Although the Financial Services and Pensions Ombudsman had dismissed a ship repair firm’s insurance claim, insurer Chubb European Group SE appealed to the court seeking the overturning of certain adverse findings.
It argued the ombudsman’s decision could trigger certain obligations under the Central Bank’s supervisory framework for Covid-19 and business interruption insurance.
Mr Justice Garrett Simons found the ombudsman’s ruling was tainted by “serious and significant” errors, warranting it being struck down.
The ombudsman’s decision came in response to a complaint from Rappel Enterprises, trading as Arklow Marine Services, claiming Chubb had wrongfully declined to pay out on its claim for business interruption during the pandemic.
The claim turned largely on whether Arklow Marine Services was exempt from restrictions on the basis that it was providing an “essential service” within the meaning of the 1947 Health Act, the judge said.
The Wicklow company closed on March 26th, 2020, following a Government announcement of additional measures designed to curb the spread of Covid-19. It told the ombudsman that its business comes from across Ireland and Britain so permitting customers on its premises would have created a risk.
The ombudsman accepted Chubb’s submission that the ship repair firm was providing an essential service and was entitled to remain open.

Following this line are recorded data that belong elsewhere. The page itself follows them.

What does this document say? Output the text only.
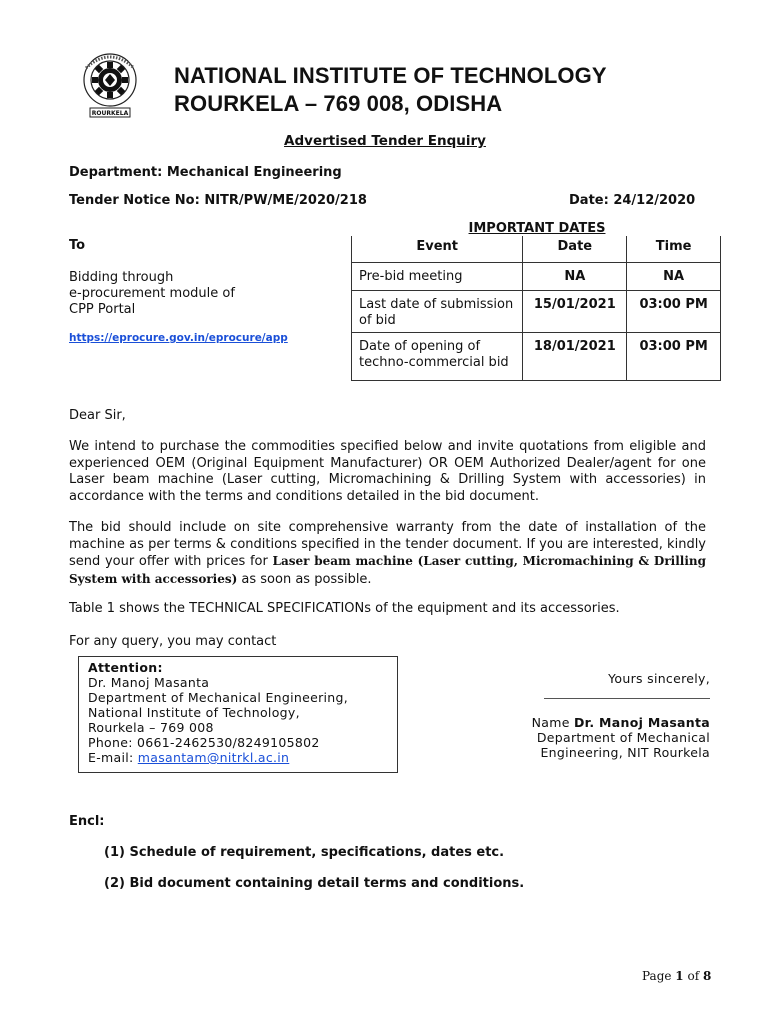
ROURKELA
NATIONAL INSTITUTE OF TECHNOLOGY
ROURKELA – 769 008, ODISHA
Advertised Tender Enquiry
Department: Mechanical Engineering
Tender Notice No: NITR/PW/ME/2020/218	Date: 24/12/2020
To
Bidding through
e-procurement module of
CPP Portal
https://eprocure.gov.in/eprocure/app
IMPORTANT DATES
Event	Date	Time
Pre-bid meeting	NA	NA
Last date of submission of bid	15/01/2021	03:00 PM
Date of opening of techno-commercial bid	18/01/2021	03:00 PM
Dear Sir,
We intend to purchase the commodities specified below and invite quotations from eligible and experienced OEM (Original Equipment Manufacturer) OR OEM Authorized Dealer/agent for one Laser beam machine (Laser cutting, Micromachining & Drilling System with accessories) in accordance with the terms and conditions detailed in the bid document.
The bid should include on site comprehensive warranty from the date of installation of the machine as per terms & conditions specified in the tender document. If you are interested, kindly send your offer with prices for Laser beam machine (Laser cutting, Micromachining & Drilling System with accessories) as soon as possible.
Table 1 shows the TECHNICAL SPECIFICATIONs of the equipment and its accessories.
For any query, you may contact
Attention:
Dr. Manoj Masanta
Department of Mechanical Engineering,
National Institute of Technology,
Rourkela – 769 008
Phone: 0661-2462530/8249105802
E-mail: masantam@nitrkl.ac.in
Yours sincerely,
Name Dr. Manoj Masanta
Department of Mechanical
Engineering, NIT Rourkela
Encl:
(1) Schedule of requirement, specifications, dates etc.
(2) Bid document containing detail terms and conditions.
Page 1 of 8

While the ombudsman held that Arklow Marine Services failed to discharge the evidential burden required to claim under the policy, the High Court found he went on to determine the company was entitled, in principle, to recover under its policy if it could show it was likely Covid-19 would occur at its premises.

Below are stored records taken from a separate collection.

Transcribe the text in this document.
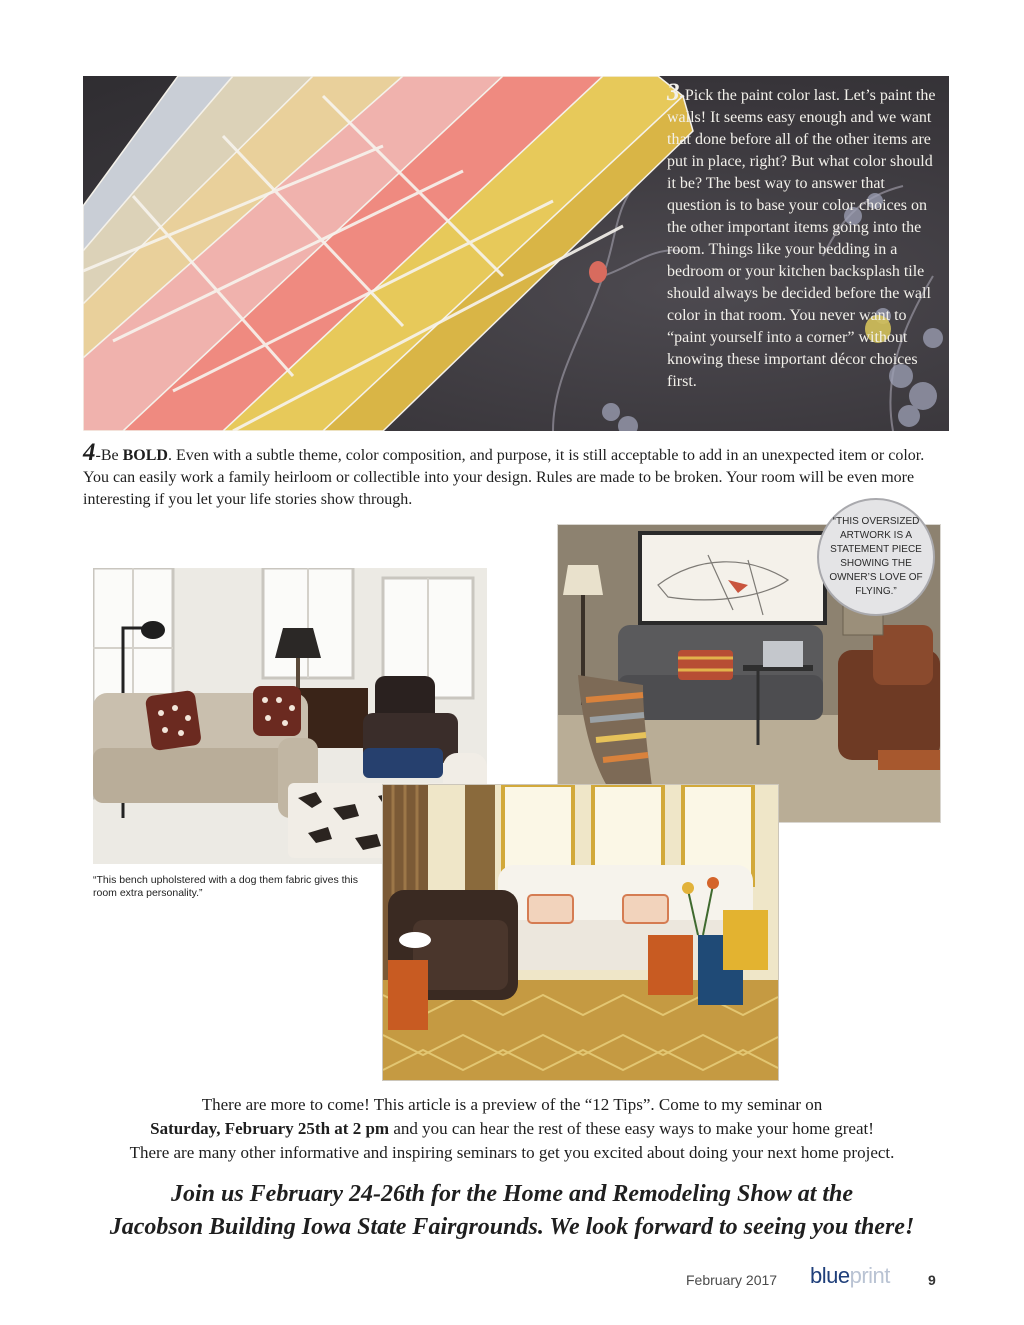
3-Pick the paint color last. Let’s paint the walls! It seems easy enough and we want that done before all of the other items are put in place, right? But what color should it be? The best way to answer that question is to base your color choices on the other important items going into the room. Things like your bedding in a bedroom or your kitchen backsplash tile should always be decided before the wall color in that room. You never want to “paint yourself into a corner” without knowing these important décor choices first.
4-Be BOLD. Even with a subtle theme, color composition, and purpose, it is still acceptable to add in an unexpected item or color. You can easily work a family heirloom or collectible into your design. Rules are made to be broken. Your room will be even more interesting if you let your life stories show through.
“THIS OVERSIZED ARTWORK IS A STATEMENT PIECE SHOWING THE OWNER’S LOVE OF FLYING.”
“This bench upholstered with a dog them fabric gives this room extra personality.”
There are more to come! This article is a preview of the “12 Tips”. Come to my seminar on
Saturday, February 25th at 2 pm and you can hear the rest of these easy ways to make your home great!
There are many other informative and inspiring seminars to get you excited about doing your next home project.
Join us February 24-26th for the Home and Remodeling Show at the
Jacobson Building Iowa State Fairgrounds. We look forward to seeing you there!
February 2017 blueprint	9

Mr Justice Simons noted Chubb claimed more than 500 Irish businesses were insured under this particular policy, while a further 1,500 firms in Ireland and Britain have been insured using wording that is essentially the same.
A published decision of the ombudsman that reaches conclusions on the interpretation of a particular form of policy wording will, at the very least, represent a “persuasive precedent” for other complaints based on similarly worded policies, he said.
It also has the potential to trigger obligations under the Central Bank’s supervisory framework for business interruption insurance, the judge added.
Mr Justice Simons held that the ombudsman’s decision contained “serious and significant errors”.
The ombudsman purported to make findings on the interpretation of the insurance contract without applying the proper principles of contractual interpretation, said the judge.
Further, these findings were reached in breach of fair procedures as the ombudsman did not properly engage with various submissions made by the insurer, he said.
It is not appropriate for the court to determine the contractual interpretation questions afresh, the judge said.
He said he would set aside the ombudsman’s decision and will give the parties an opportunity to address him on the final form of order.